Derek tire de son coté, finalement le mécanisme cède, son pied glisse de l'embrayage, le moteur hoquète et cale.

Elle tourne le contact plusieurs fois de suite sans résultats, elle tape de rage sur le volant des larmes de désespoir coulent sur ses joues elle renifle

-Occupes-toi de cette voiture, bon dieu ! Hurle t elle

Elle enjambe le levier de vitesse, se glisse sur le siège passager, Derek obtempère, se cogne aux montants de la portière et se glisse sur le siège.

Il l'attire à lui, entoure son visage de ses mains, pose un doigt sur ses lèvres

-Chut ! Calme-toi …

Elle enfouit son visage dans le creux de son épaule, la douceur de ses mains sur ses joues et le parfum de son corps l'apaisent,

-Mon dieu, mais dans quoi est ce que je t'ai entraîné ?

-On va s'en sortir …. On est tous les deux, c'est ce qui compte, non?

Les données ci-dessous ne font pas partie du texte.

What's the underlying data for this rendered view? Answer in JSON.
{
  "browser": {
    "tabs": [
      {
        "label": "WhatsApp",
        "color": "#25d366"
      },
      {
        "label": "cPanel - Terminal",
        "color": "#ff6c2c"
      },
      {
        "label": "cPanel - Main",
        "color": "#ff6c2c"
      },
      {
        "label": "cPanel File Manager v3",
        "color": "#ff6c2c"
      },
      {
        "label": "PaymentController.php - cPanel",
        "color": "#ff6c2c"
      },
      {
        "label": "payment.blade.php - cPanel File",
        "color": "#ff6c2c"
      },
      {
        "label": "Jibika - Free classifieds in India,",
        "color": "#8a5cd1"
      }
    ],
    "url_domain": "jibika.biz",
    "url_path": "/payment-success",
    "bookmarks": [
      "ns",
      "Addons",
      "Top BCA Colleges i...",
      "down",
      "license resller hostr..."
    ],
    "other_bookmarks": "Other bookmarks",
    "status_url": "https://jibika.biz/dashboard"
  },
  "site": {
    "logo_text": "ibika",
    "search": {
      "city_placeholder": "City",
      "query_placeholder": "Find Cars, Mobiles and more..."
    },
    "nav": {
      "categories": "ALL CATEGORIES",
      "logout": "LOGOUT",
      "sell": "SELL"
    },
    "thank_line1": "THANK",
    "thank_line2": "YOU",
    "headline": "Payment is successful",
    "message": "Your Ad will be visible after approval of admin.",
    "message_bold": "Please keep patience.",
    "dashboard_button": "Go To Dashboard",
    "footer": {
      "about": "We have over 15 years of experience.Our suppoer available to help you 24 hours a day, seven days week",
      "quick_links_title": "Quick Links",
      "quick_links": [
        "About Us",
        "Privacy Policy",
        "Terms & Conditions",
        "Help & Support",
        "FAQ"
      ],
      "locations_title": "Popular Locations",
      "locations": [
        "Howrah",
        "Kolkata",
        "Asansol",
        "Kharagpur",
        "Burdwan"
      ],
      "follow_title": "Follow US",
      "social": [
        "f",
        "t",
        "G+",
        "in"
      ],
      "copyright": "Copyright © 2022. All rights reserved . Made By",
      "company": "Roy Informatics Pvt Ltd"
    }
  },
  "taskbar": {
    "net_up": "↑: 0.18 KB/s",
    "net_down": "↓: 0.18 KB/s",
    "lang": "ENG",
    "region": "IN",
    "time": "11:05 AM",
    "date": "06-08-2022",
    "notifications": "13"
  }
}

Un sourire s'étire sur ses lèvres, elle pose une main sur sa cuisse, leurs regards s'accrochent, leurs fronts prennent appui l'un contre l'autre, leurs lèvres se cherchent, se frôlent et se soudent.

Ce baiser a un goût de terre, de poussière, de cendre mais aussi d'herbe fraîche.

La vie a repris le dessus.

Ils se séparent, Derek relance le moteur, il s'emballe.

Un soupir de soulagement s'échappe de leurs poitrines, il enclenche une vitesse et démarre.